Highlights on Q&A from two workshops given by FDA at CAR-TCR Boston Summit

One hour presentation followed by one hour Q&A was given by FDA CBER experts to reviewing clinical regulatory considerations and CMC considerations for commercial development today at Boston. 

Among intensive questions and discussions, major points are focused on 5 topics: FDA's perspectives on 1) CRS and trial hold due to safety findings; 2) CMC changes and comparability management across the product development; 3)required RCR/RCL testing and 15 years safety follow up; 4) regulatory pathway for regenerative therapy; 5) experience gained from FDA database and industrial submission reviews.

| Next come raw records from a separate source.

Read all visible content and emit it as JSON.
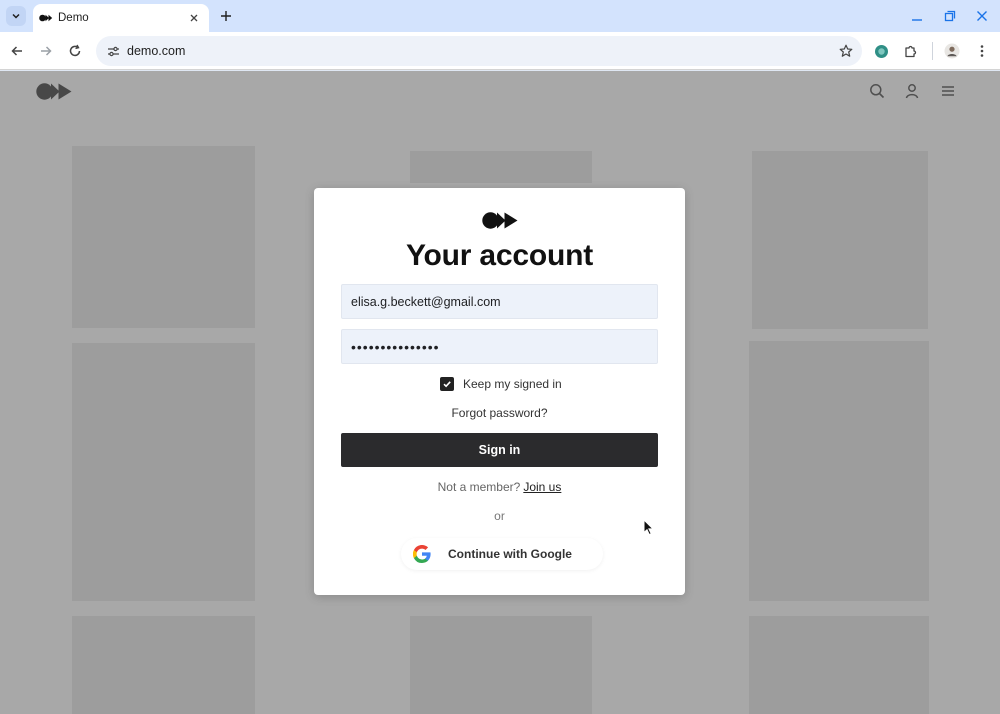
{
  "browser": {
    "tab": {
      "title": "Demo"
    },
    "address_bar": {
      "url": "demo.com"
    },
    "colors": {
      "tabstrip": "#d3e3fd",
      "toolbar": "#ffffff"
    },
    "icons": [
      "tab-list-icon",
      "close-icon",
      "plus-icon",
      "minimize-icon",
      "restore-icon",
      "back-icon",
      "forward-icon",
      "reload-icon",
      "site-info-icon",
      "star-icon",
      "extension-icon",
      "puzzle-icon",
      "profile-icon",
      "kebab-menu-icon"
    ]
  },
  "site_header": {
    "logo": "site-logo",
    "icons": [
      "search-icon",
      "user-icon",
      "hamburger-menu-icon"
    ]
  },
  "login_modal": {
    "title": "Your account",
    "email": {
      "value": "elisa.g.beckett@gmail.com"
    },
    "password": {
      "masked_value": "•••••••••••••••"
    },
    "remember": {
      "label": "Keep my signed in",
      "checked": true
    },
    "forgot_label": "Forgot password?",
    "signin_label": "Sign in",
    "member_prompt": "Not a member?",
    "join_label": "Join us",
    "or_label": "or",
    "google_label": "Continue with Google",
    "colors": {
      "primary_button": "#2b2b2d",
      "field_bg": "#edf2fa",
      "overlay": "rgba(110,110,110,0.6)"
    }
  }
}
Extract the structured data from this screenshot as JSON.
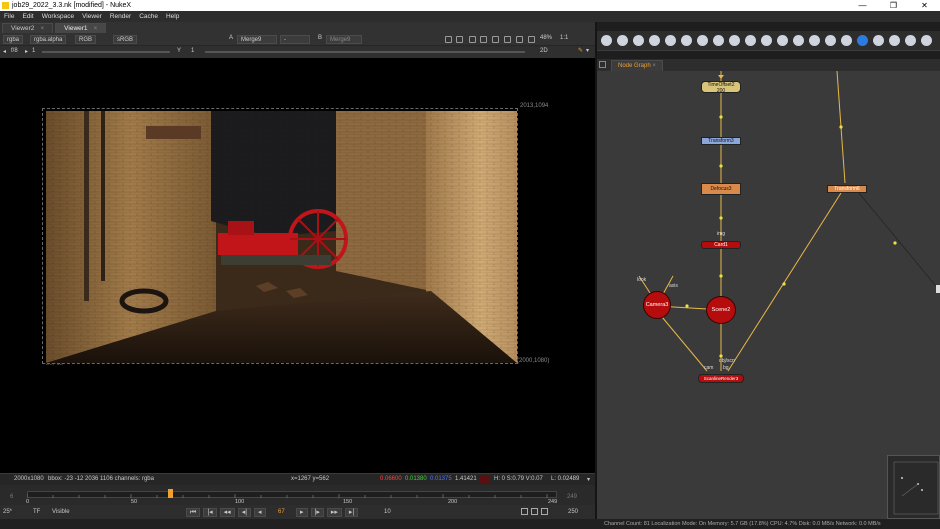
{
  "window": {
    "title": "job29_2022_3.3.nk [modified] - NukeX",
    "controls": [
      "—",
      "❐",
      "✕"
    ]
  },
  "menu": [
    "File",
    "Edit",
    "Workspace",
    "Viewer",
    "Render",
    "Cache",
    "Help"
  ],
  "viewer_tabs": [
    {
      "label": "Viewer2",
      "active": false
    },
    {
      "label": "Viewer1",
      "active": true
    }
  ],
  "viewer_controls": {
    "channels": "rgba",
    "alpha": "rgba.alpha",
    "display": "RGB",
    "colorspace": "sRGB",
    "input_a_letter": "A",
    "input_a": "Merge9",
    "op": "-",
    "input_b_letter": "B",
    "input_b": "Merge9",
    "zoom": "48%",
    "proxy": "1:1",
    "fstop": "f/8",
    "gain": "1",
    "gamma_label": "Y",
    "gamma": "1",
    "view_mode": "2D"
  },
  "viewer": {
    "top_right_label": "2013,1094",
    "bottom_right_label": "(2000,1080)",
    "bottom_left_label": "-23,-12"
  },
  "info_bar": {
    "format": "2000x1080",
    "bbox": "bbox: -23 -12 2036 1106 channels: rgba",
    "coords": "x=1267 y=562",
    "r": "0.06600",
    "g": "0.01380",
    "b": "0.01375",
    "a": "1.41421",
    "hsv": "H: 0 S:0.79 V:0.07",
    "luminance": "L: 0.02489"
  },
  "timeline": {
    "in": "6",
    "out": "249",
    "ticks": [
      "0",
      "50",
      "100",
      "150",
      "200",
      "249"
    ],
    "current": "67",
    "range_end": "250"
  },
  "transport": {
    "fps": "25*",
    "tf": "TF",
    "visible": "Visible",
    "frame": "67",
    "increment": "10"
  },
  "node_graph": {
    "tab_label": "Node Graph",
    "nodes": {
      "timeoffset": "TimeOffset2\n200",
      "transform": "Transform3",
      "defocus": "Defocus3",
      "card": "Card1",
      "camera": "Camera3",
      "scene": "Scene2",
      "render": "ScanlineRender3",
      "far_node": "Transform6"
    },
    "labels": {
      "img": "img",
      "look": "look",
      "axis": "axis",
      "obj_scn": "obj/scn",
      "cam": "cam",
      "bg": "bg"
    }
  },
  "status": "Channel Count: 81  Localization Mode: On  Memory: 5.7 GB (17.8%)  CPU: 4.7%  Disk: 0.0 MB/s  Network: 0.0 MB/s",
  "colors": {
    "accent": "#f0a030",
    "node_red": "#b50d0d",
    "node_orange": "#d98a4a",
    "node_blue": "#8ba6d8",
    "node_yellow": "#d8c57a",
    "edge": "#e8b84a"
  }
}
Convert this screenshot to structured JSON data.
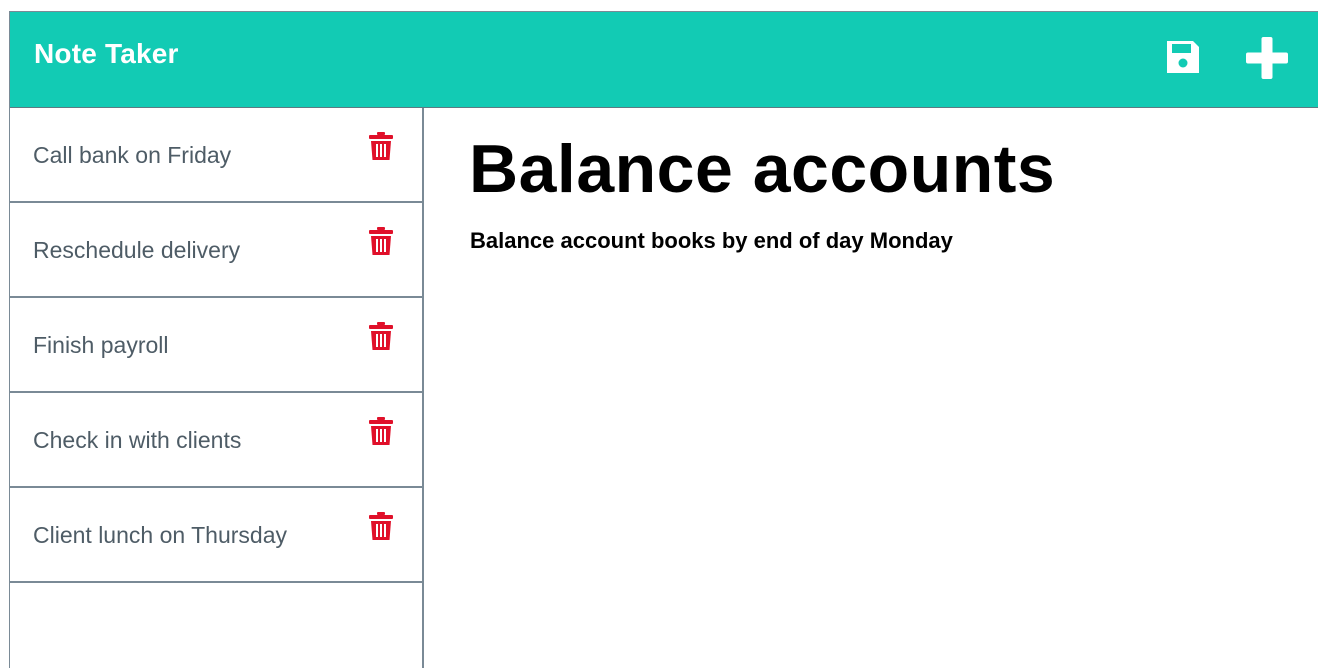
{
  "navbar": {
    "title": "Note Taker",
    "save_icon": "save-icon",
    "add_icon": "plus-icon",
    "background": "#12cbb4"
  },
  "sidebar": {
    "notes": [
      {
        "title": "Call bank on Friday",
        "delete_icon": "trash-icon"
      },
      {
        "title": "Reschedule delivery",
        "delete_icon": "trash-icon"
      },
      {
        "title": "Finish payroll",
        "delete_icon": "trash-icon"
      },
      {
        "title": "Check in with clients",
        "delete_icon": "trash-icon"
      },
      {
        "title": "Client lunch on Thursday",
        "delete_icon": "trash-icon"
      }
    ],
    "delete_color": "#e0102a"
  },
  "active_note": {
    "title": "Balance accounts",
    "text": "Balance account books by end of day Monday"
  }
}
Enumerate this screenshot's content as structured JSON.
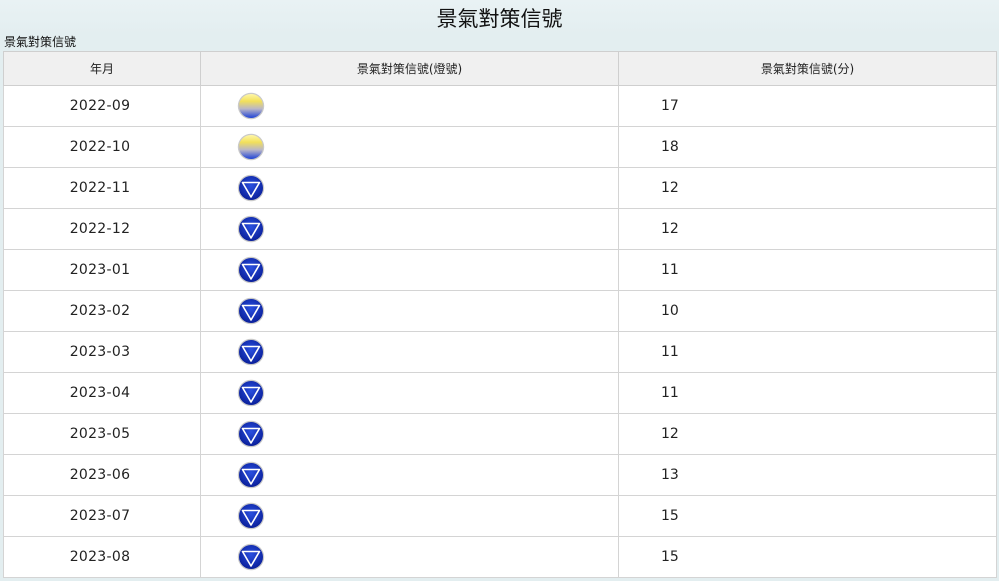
{
  "page": {
    "title": "景氣對策信號",
    "caption": "景氣對策信號"
  },
  "table": {
    "headers": [
      "年月",
      "景氣對策信號(燈號)",
      "景氣對策信號(分)"
    ],
    "rows": [
      {
        "month": "2022-09",
        "light": "yellow-blue",
        "score": "17"
      },
      {
        "month": "2022-10",
        "light": "yellow-blue",
        "score": "18"
      },
      {
        "month": "2022-11",
        "light": "blue",
        "score": "12"
      },
      {
        "month": "2022-12",
        "light": "blue",
        "score": "12"
      },
      {
        "month": "2023-01",
        "light": "blue",
        "score": "11"
      },
      {
        "month": "2023-02",
        "light": "blue",
        "score": "10"
      },
      {
        "month": "2023-03",
        "light": "blue",
        "score": "11"
      },
      {
        "month": "2023-04",
        "light": "blue",
        "score": "11"
      },
      {
        "month": "2023-05",
        "light": "blue",
        "score": "12"
      },
      {
        "month": "2023-06",
        "light": "blue",
        "score": "13"
      },
      {
        "month": "2023-07",
        "light": "blue",
        "score": "15"
      },
      {
        "month": "2023-08",
        "light": "blue",
        "score": "15"
      }
    ]
  },
  "colors": {
    "blue": "#1234c8",
    "yellow": "#f2e05a",
    "header_bg": "#f0f0f0",
    "page_bg": "#e3eef0"
  }
}
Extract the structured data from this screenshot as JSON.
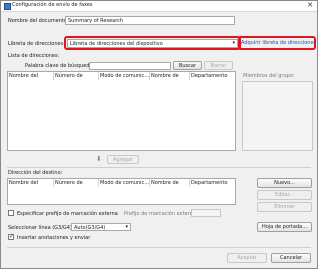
{
  "window": {
    "title": "Configuración de envío de faxes",
    "close_glyph": "✕"
  },
  "doc_name": {
    "label": "Nombre del documento:",
    "value": "Summary of Research"
  },
  "address_book": {
    "label": "Libreta de direcciones:",
    "selected": "Libreta de direcciones del dispositivo",
    "add_button": "Adquirir libreta de direcciones"
  },
  "address_list": {
    "label": "Lista de direcciones:",
    "search_placeholder": "Palabra clave de búsqueda:",
    "search_button": "Buscar",
    "delete_button": "Borrar",
    "columns": [
      "Nombre del destino",
      "Número de fax/URI",
      "Modo de comunic...",
      "Nombre de em...",
      "Departamento"
    ],
    "group_members_label": "Miembros del grupo:"
  },
  "add_action": {
    "arrow": "⬇",
    "label": "Agregar"
  },
  "destination": {
    "label": "Dirección del destino:",
    "columns": [
      "Nombre del destino",
      "Número de fax/URI",
      "Modo de comunic...",
      "Nombre de em...",
      "Departamento"
    ],
    "buttons": {
      "new": "Nuevo...",
      "edit": "Editar...",
      "delete": "Eliminar",
      "cover": "Hoja de portada..."
    }
  },
  "options": {
    "external_prefix_label": "Especificar prefijo de marcación externa",
    "external_prefix_field_label": "Prefijo de marcación externa:",
    "select_line_label": "Seleccionar línea (G3/G4):",
    "select_line_value": "Auto(G3/G4)",
    "insert_annotations_label": "Insertar anotaciones y enviar"
  },
  "footer": {
    "accept": "Aceptar",
    "cancel": "Cancelar"
  }
}
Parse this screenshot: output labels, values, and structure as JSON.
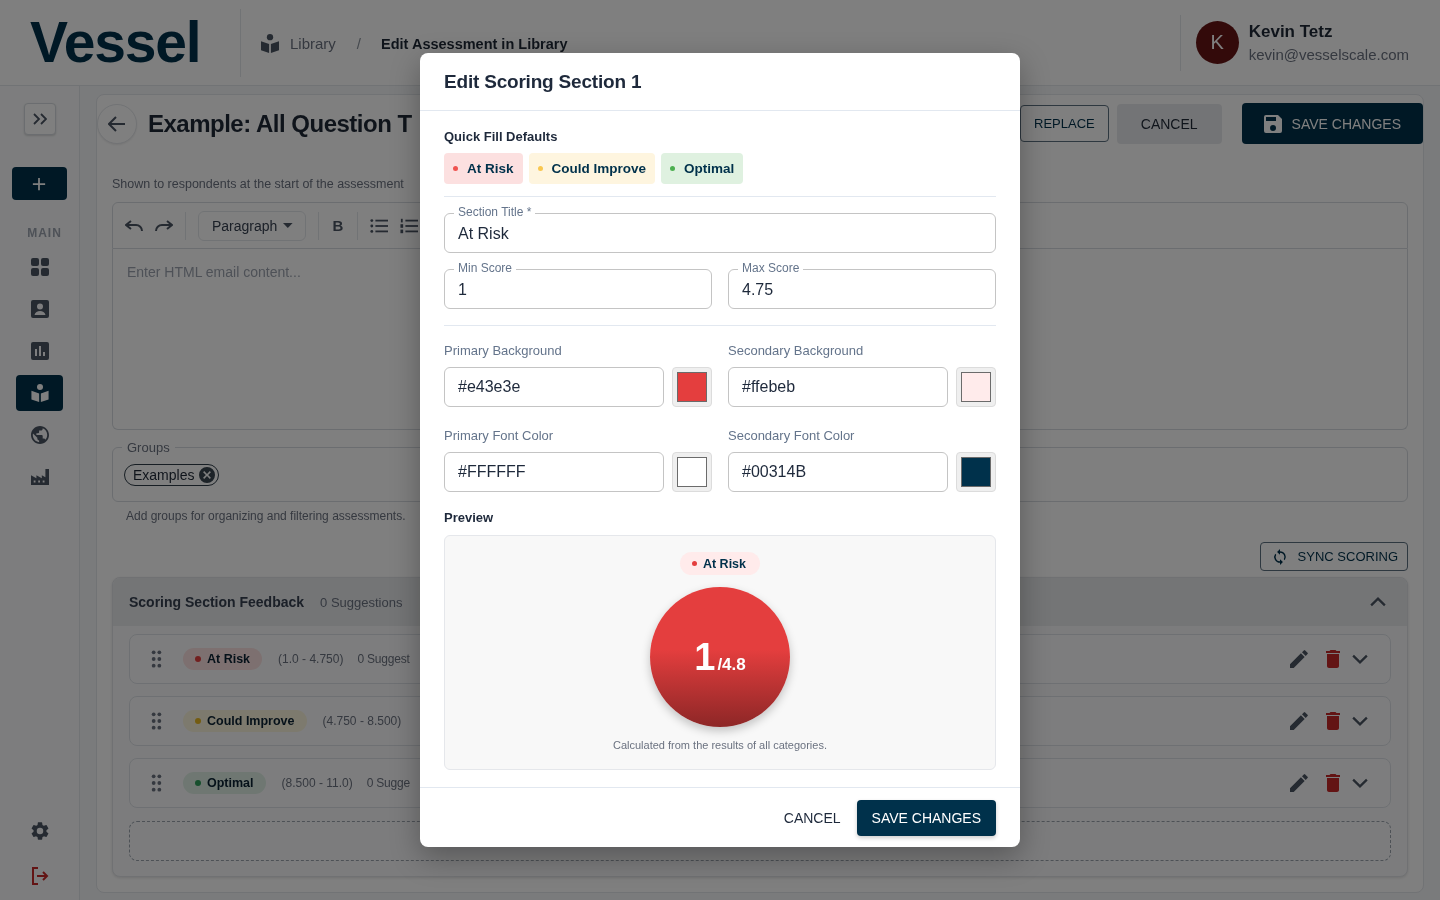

For CRS and trial hold due to safety findings, comparing to 10 years ago when fatal event will cause an immediate hold of the IND, with more experience acquired from past 10 years, FDA anticipates that Sponsor conducts an immediate and thorough investigation to find out the root causes of fatal event (i.e. disease burden, underlying concurrent conditions, insufficient safety management, etc) and mitigation plans (i.e. protocol amendment to adjust patient eligibility, modify safety management plan/algorithm, sites training plan etc). For CRS grading criteria in CAR-T therapy setting, CTCAE grading is not applicable. Current multiple academic grading criteria are published and applied across CAR-T clinical trials. They all look reasonable, while FDA would encourage the medical community, especially KOLs take the lead to open the discussion and come up with a consensus on an uniform CRS criteria to be used in all future clinical trials. 

For CMC changes and comparability management across the product development, experts admitted that CMC changes during development is unavoidable, but emphasized that a rather stabilized manufacture process should be reached before starting Phase III trial. When asked whether changes on scFv or stimulator of CAR with the same target will cause the requirement of a new IND, experts suggested to reach FDA on case by case basis. Evaluation of changes will be focusing on CMC and clinical outcomes. CMC reviewers will first evaluate and advise clinical reviewers whether or not the changes should be considered as critical changes. If from CMC perspective the changes are non-critical, clinical will further review the safety and efficacy profile. When necessary, FDA may request a bridging clinical trial with single digits patients enrolled and treated to prove the clinical comparability. 

For required RCR/RCL testing and 15 years safety follow up, question was raised on the rationale for RCR/RCL Test is not required if cell culture for expansion is less than 4 days. It was also clarified that 15 years follow up was only required for integrated retrovirual vector such as lentiviral vector, when 3 years follow up is required for non-integrated virtual vectors. When asked for the possibility of the removal of 15 years follow up requirement due to the limited data observed from Novartis and other CAR-T trial, FDA experts made it clear that hard to see this potential in the near to middle term future. 

For regulatory pathway for regenerative therapy, Regenerative Medicine Advanced Therapy (RMAT) launched in 2016 by FDA was highlighted. RMAT holds similarities as of breakthrough designation, but with more specific resource alignments inside FDA to support regenerative therapy development. Apply for both RMAT and BTD is not recommended. Clarification was also given regarding Fast Track granted based on preclinical data that the designation maybe withdrawn if later emerging clinical data cannot support the preclinical findings. About the timing of pre-IND meeting, even though the interval between pre-IND meeting and IND submission varied per FDA experts' observation, they do suggest to reach FDA for pre-IND meeting at least when CMC process passed the pilot batch manufacturing. 

For experience gained from FDA databases and industrial submission reviews for CAR-T therapies, multiple questions raised on the observations so far, any potential conclusions or impact on future development and trial design, the answer remains as both data and experience are limited so far to reach any conclusive points, more observations are needed.